Spread the love

Sudah dibaca 1415 kali

“Empat partai ditegur Bawaslu karena beriklan di televisi melebihi ketentuan, Met.” Cepi mencabuti rumput dengan malas-malasan. Pikirannya tidak sedang ke rumput melainkan ke ulah parpol yang terus membuatnya jengkel.

“Parpol apa saja mereka, Cep?” Beda dengan Cepi, Memet mencabuti rumput dengan penuh gairah dan semangat 45 seolah besok ia akan keluar dari penjara.

“Partai N, H, G, dan D. Tiga partai pertama ketua umumnya pemilik televisi dan yang satu parpol penguasa.”

“Kukira mereka sangat sadar dan sengaja melanggar aturan.” Memet mendesah. Sebelum berkuasa, mereka melanggar aturan. Saat berkuasa, tak mungkin mereka mematuhi aturan. Aturan dibuat memang untuk dilanggar. Omong kosong dengan semua norma yang mereka umbar ke masyarakat. “Jangankan iklan, tiap hari saja berita yang diangkat tak jauh dari aktivitas ketua umumnya.”

“Yang parah, berita yang diangkat tidak seimbang dan tendensius. Partai pemilik modal diangkat tinggi-tinggi sementara partai lain dijatuhkan agar citranya jatuh di mata masyarakat. Beruntung partai yang tidak diliput karena terlepas dari jerat politik media kotor begitu.”

Sebentar Memet menghentikan pekerjaannya. Ia menatap sahabatnya yang tengah dilanda kegalauan.

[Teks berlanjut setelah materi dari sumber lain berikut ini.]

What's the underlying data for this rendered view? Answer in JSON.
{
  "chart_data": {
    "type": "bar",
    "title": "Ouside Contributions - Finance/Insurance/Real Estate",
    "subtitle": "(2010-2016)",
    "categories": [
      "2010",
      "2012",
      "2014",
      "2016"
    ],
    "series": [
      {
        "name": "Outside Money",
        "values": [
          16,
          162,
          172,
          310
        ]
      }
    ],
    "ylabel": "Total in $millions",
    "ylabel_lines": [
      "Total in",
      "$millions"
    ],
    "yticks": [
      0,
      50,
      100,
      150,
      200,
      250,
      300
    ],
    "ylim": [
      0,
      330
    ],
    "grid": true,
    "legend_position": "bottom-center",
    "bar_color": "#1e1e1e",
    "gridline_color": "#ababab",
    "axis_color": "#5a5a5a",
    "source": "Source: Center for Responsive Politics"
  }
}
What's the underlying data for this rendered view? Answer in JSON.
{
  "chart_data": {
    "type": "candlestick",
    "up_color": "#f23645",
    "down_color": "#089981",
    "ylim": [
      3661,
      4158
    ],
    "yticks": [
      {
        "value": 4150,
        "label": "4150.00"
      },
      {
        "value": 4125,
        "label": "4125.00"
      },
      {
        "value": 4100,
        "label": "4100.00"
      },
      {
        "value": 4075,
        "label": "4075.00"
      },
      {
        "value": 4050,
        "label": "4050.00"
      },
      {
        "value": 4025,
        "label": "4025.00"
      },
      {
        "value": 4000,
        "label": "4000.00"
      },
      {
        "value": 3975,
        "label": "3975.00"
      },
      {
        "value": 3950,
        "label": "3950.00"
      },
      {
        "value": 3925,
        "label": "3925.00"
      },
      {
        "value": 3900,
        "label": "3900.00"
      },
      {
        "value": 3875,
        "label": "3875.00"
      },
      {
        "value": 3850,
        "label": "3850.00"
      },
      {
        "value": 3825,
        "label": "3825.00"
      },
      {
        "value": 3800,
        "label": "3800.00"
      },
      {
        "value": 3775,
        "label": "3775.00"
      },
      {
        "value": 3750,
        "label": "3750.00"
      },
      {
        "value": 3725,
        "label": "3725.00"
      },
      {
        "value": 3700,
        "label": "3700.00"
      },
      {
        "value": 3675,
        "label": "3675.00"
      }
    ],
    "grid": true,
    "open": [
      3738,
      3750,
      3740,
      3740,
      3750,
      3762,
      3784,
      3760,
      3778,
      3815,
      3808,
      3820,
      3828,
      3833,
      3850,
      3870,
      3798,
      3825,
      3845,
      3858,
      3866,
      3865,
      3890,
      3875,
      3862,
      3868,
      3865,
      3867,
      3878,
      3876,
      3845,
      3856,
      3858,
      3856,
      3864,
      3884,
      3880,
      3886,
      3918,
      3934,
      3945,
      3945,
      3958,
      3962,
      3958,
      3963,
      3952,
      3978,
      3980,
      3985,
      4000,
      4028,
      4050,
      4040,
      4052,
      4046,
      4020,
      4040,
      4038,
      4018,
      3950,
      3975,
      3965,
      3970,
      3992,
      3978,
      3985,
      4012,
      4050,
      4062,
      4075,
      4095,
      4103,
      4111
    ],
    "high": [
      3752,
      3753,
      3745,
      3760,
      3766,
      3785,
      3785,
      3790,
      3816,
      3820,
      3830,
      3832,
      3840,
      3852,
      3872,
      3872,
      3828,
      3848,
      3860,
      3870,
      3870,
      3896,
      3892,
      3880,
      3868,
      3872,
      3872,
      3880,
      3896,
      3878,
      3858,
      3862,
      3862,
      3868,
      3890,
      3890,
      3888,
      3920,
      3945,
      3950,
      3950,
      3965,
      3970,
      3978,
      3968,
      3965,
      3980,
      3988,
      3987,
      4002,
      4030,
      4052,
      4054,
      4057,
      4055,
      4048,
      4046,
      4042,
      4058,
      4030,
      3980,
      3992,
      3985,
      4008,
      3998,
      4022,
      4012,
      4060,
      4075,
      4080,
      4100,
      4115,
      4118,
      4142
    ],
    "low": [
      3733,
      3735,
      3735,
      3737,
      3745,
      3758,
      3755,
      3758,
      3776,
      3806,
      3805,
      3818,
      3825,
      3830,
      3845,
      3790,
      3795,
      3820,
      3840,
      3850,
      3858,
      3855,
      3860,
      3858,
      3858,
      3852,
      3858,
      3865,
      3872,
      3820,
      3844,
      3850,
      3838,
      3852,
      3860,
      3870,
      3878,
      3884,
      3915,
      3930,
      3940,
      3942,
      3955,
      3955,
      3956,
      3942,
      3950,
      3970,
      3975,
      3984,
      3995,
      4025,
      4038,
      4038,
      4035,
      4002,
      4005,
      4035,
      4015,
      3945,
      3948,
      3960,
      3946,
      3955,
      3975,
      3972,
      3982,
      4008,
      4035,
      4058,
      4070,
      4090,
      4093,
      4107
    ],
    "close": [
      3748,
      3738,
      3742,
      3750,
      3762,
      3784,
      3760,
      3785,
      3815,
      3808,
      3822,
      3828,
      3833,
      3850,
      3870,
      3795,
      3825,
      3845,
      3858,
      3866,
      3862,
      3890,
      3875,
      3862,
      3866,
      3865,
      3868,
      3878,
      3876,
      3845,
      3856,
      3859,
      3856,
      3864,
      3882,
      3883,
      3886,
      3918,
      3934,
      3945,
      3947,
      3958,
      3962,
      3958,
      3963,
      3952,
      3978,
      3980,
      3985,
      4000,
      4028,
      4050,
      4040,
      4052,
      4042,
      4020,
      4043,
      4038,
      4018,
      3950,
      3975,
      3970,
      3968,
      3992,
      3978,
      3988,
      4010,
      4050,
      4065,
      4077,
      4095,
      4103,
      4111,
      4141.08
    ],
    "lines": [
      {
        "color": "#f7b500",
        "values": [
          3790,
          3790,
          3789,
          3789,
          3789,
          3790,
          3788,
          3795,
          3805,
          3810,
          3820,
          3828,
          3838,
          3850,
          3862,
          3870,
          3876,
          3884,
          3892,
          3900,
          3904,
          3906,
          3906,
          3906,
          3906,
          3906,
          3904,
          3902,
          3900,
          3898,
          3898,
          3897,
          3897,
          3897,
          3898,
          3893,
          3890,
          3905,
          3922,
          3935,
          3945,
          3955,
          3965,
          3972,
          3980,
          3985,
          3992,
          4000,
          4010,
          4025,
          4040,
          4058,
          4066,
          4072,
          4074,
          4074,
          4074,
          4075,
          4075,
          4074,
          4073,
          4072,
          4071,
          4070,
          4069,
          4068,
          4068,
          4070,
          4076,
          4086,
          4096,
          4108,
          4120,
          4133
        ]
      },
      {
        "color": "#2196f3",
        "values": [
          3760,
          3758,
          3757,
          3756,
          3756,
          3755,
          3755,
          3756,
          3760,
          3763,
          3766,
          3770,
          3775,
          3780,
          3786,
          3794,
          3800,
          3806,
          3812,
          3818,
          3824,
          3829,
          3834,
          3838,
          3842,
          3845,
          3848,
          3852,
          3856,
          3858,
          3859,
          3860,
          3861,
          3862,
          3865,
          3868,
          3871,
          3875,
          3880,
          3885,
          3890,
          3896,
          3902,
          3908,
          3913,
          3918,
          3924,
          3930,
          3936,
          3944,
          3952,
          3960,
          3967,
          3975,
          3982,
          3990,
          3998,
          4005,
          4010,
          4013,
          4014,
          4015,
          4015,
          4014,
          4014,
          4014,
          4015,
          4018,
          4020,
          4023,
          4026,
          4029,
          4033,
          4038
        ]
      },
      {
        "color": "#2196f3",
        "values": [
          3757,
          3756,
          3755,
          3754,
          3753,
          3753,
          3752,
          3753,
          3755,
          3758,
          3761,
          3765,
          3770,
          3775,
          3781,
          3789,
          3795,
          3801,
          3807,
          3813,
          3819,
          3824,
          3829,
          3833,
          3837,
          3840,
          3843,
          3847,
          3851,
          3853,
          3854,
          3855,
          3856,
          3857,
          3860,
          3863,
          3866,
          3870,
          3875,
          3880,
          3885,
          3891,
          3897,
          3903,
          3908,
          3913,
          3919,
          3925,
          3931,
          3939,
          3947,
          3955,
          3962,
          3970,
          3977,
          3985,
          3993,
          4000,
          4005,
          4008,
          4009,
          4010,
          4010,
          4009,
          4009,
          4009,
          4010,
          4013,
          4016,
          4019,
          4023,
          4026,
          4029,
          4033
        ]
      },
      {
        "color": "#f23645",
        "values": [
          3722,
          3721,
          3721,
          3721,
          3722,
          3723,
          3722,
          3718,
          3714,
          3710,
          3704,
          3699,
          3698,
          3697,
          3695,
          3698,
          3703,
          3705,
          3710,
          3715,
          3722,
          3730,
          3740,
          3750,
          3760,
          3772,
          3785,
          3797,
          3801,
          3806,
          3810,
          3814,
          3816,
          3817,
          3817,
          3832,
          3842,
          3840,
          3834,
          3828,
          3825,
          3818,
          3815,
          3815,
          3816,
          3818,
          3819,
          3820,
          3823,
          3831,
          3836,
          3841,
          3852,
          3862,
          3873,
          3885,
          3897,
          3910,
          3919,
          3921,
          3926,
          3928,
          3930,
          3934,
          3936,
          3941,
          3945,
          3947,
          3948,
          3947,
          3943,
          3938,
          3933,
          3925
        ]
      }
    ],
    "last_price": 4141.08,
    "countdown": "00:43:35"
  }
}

“Tapi mereka harus bersusah payah membuat dan mencari media untuk menyebarkan citra positifnya ke masyarakat. Yang berduit yang berkuasa.” Cepi duduk, menghentikan aktivitasnya. Pandangnya kosong ke tengah lapangan. Ia terbayang betapa sulitnya para caleg yang partainya tak punya televisi mencari simpati masyarakat sementara caleg yang ketua umumnya pemilik televisi dengan mudah diliput. Cuma caleg-caleg yang gaya kampanyenya aneh dan nyeleneh yang disorot, itupun tak lepas dari citra negatif yang terselip dalam tayangannya.

“Etika …”

“Jangan bicara etika kepada parpol dan politisi, Met.” Ucapan Cepi memotong kata-kata Memet. “Etika cuma mesiu yang dilontarkan oleh orang-orang yang kalah dan termarjinalkan. Sementara mereka, di sana, berpikir tentang siasat dan strategi menjatuhkan lawan politik.”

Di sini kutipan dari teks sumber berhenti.